Justice Neil Gorsuch appeared to take issue with the lower court’s broad injunction on the whole country, saying that similar rulings were never issued during the 12 years when Franklin Delano Roosevelt was president, but have happened around 60 times over the past four years.

“This case seems like a prime example of turning what could be a small lawsuit into a nationwide legislative assembly on an FDA rule or any other federal action,” Gorsuch said.

The justices questioned whether it might be enough to affirm that doctors have the right to make a conscientious objection to participating in any medical care related to abortions. Erin Hawley said she would welcome that ruling, but that she felt it wouldn’t be broad enough.

She said people working in an emergency room might not know if their patient was having complications after attempting an abortion and might feel obligated to participate in an emergency situation, even if it was abortion related.

Justice Amy Coney Barrett, another of the court’s conservatives, also had questions about whether the doctors had the standing to challenge the FDA, given their ability to raise conscience objections to participating in an abortion.

Justice Sonia Sotomayor questioned whether it would be common for some of the doctors to see patients who are having complications from abortion, given the fact that abortion is banned in some of the states where they practice.

But Justices Samuel Alito and Clarence Thomas appeared to support Erin Hawley’s arguments.

Thomas keyed in on whether the FDA had violated the Comstock Act, an 1873 law that bans “medicine or means for producing or facilitating miscarriage or abortion” from being sent by mail, a focus of anti-abortion activists who are concerned clinics are sending abortion medication by mail to people in states where the procedure is banned.

Solicitor General Elizabeth Prelogar said decisions about sending medication through the mail were out of the purview of the FDA, that they are only tasked with determining the safety and efficacy of a medication.

“I don’t think it’s the FDA’s responsibility to consider that,” Prelogar said.

The Supreme Court’s ruling could potentially have large political implications in a presidential election year. Galvanized by the Supreme Court’s ruling overturning Roe v. Wade, abortion rights advocates have helped bolster Democratic electoral victories over the past two years.

In Missouri, where Hawley is seeking his second term in the Senate, voters may get a chance to decide if they want to overturn the state’s abortion ban, which has no exceptions for rape and incest.

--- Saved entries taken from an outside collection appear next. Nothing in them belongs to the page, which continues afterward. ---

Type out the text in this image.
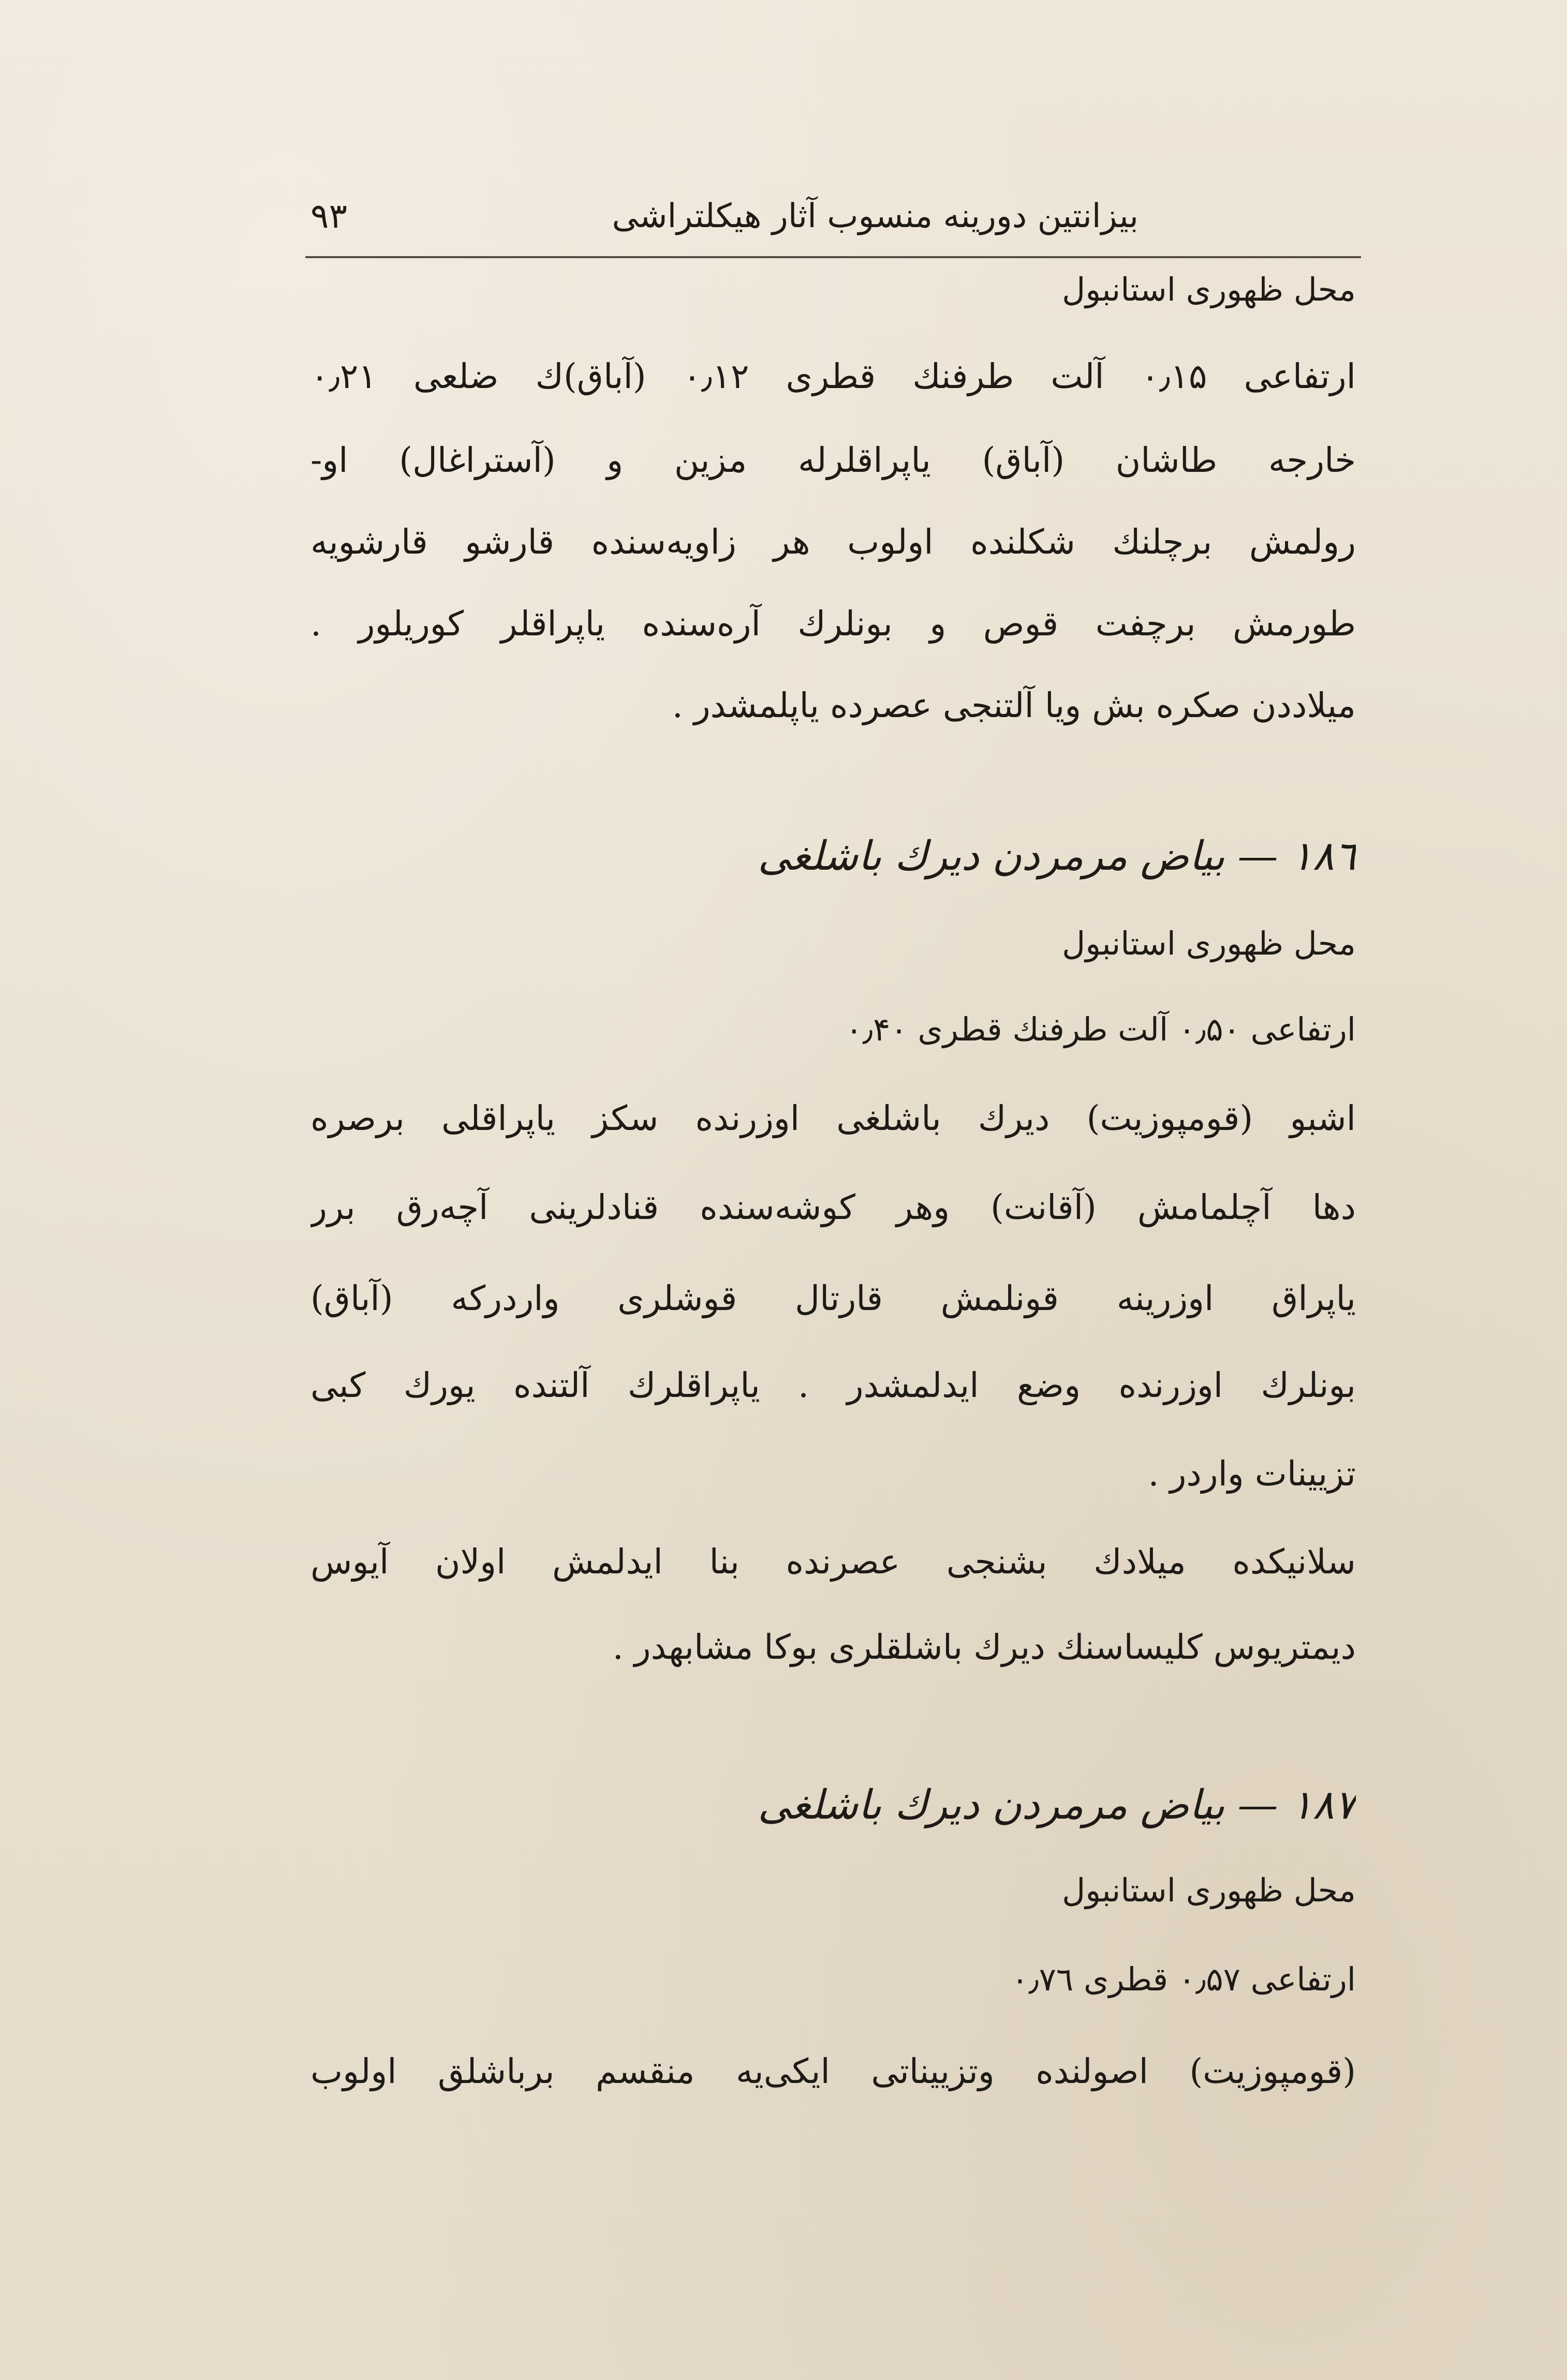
بیزانتین دورینه منسوب آثار هیکلتراشی
۹۳
محل ظهوری استانبول
ارتفاعی ۰٫۱۵ آلت طرفنك قطری ۰٫۱۲ (آباق)ك ضلعی ۰٫۲۱
خارجه طاشان (آباق) یاپراقلرله مزین و (آستراغال) او-
رولمش برچلنك شكلنده اولوب هر زاویه‌سنده قارشو قارشویه
طورمش برچفت قوص و بونلرك آره‌سنده یاپراقلر كوریلور .
میلاددن صكره بش ویا آلتنجی عصرده یاپلمشدر .
١٨٦ — بیاض مرمردن دیرك باشلغی
محل ظهوری استانبول
ارتفاعی ۰٫۵۰ آلت طرفنك قطری ۰٫۴۰
اشبو (قومپوزیت) دیرك باشلغی اوزرنده سكز یاپراقلی برصره
دها آچلمامش (آقانت) وهر كوشه‌سنده قنادلرینی آچه‌رق برر
یاپراق اوزرینه قونلمش قارتال قوشلری واردركه (آباق)
بونلرك اوزرنده وضع ایدلمشدر . یاپراقلرك آلتنده یورك كبی
تزیینات واردر .
سلانیكده میلادك بشنجی عصرنده بنا ایدلمش اولان آیوس
دیمتریوس كلیساسنك دیرك باشلقلری بوكا مشابهدر .
١٨٧ — بیاض مرمردن دیرك باشلغی
محل ظهوری استانبول
ارتفاعی ۰٫۵۷ قطری ۰٫۷٦
(قومپوزیت) اصولنده وتزییناتی ایكی‌یه منقسم برباشلق اولوب
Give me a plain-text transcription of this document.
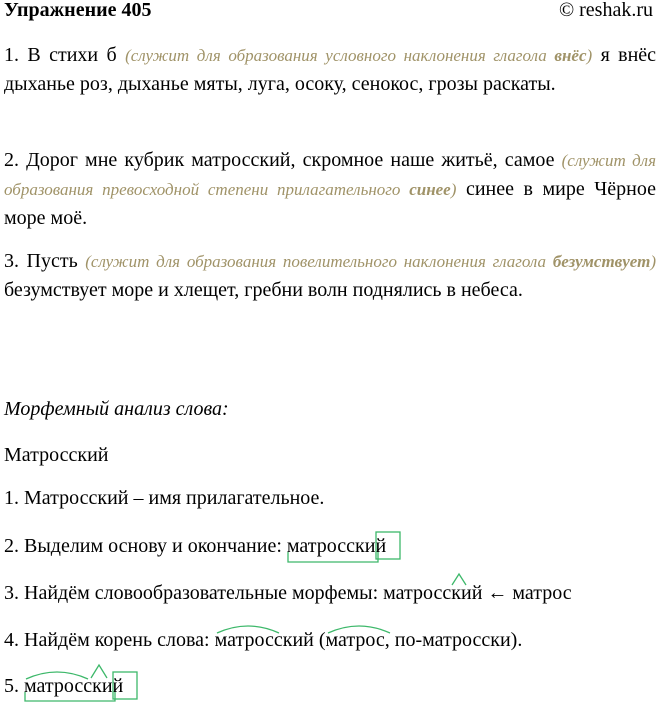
Упражнение 405	© reshak.ru
1. В стихи б (служит для образования условного наклонения глагола внёс) я внёс дыханье роз, дыханье мяты, луга, осоку, сенокос, грозы раскаты.
2. Дорог мне кубрик матросский, скромное наше житьё, самое (служит для образования превосходной степени прилагательного синее) синее в мире Чёрное море моё.
3. Пусть (служит для образования повелительного наклонения глагола безумствует) безумствует море и хлещет, гребни волн поднялись в небеса.
Морфемный анализ слова:
Матросский
1. Матросский – имя прилагательное.
2. Выделим основу и окончание: матросский
3. Найдём словообразовательные морфемы: матросский
← матрос
4. Найдём корень слова: матросский
(матрос
, по-матросски).
5. матросский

President Joe Biden has made access to abortion a key talking point in his reelection effort. Earlier this month, his administration celebrated a decision by CVS and Walgreens agreeing to fill prescriptions for mifepristone in certain states.

His comments prompted a critical column from Erin Hawley in The World News Group, a Christian conservative news site.

“It was not so long ago when then-Sen. Joe Biden was at least ambivalent on abortion,” Erin Hawley wrote. “But such ambivalence is no longer tolerated by the pro-abortion left. Absolute abortion support is now a Democratic requirement for candidates.”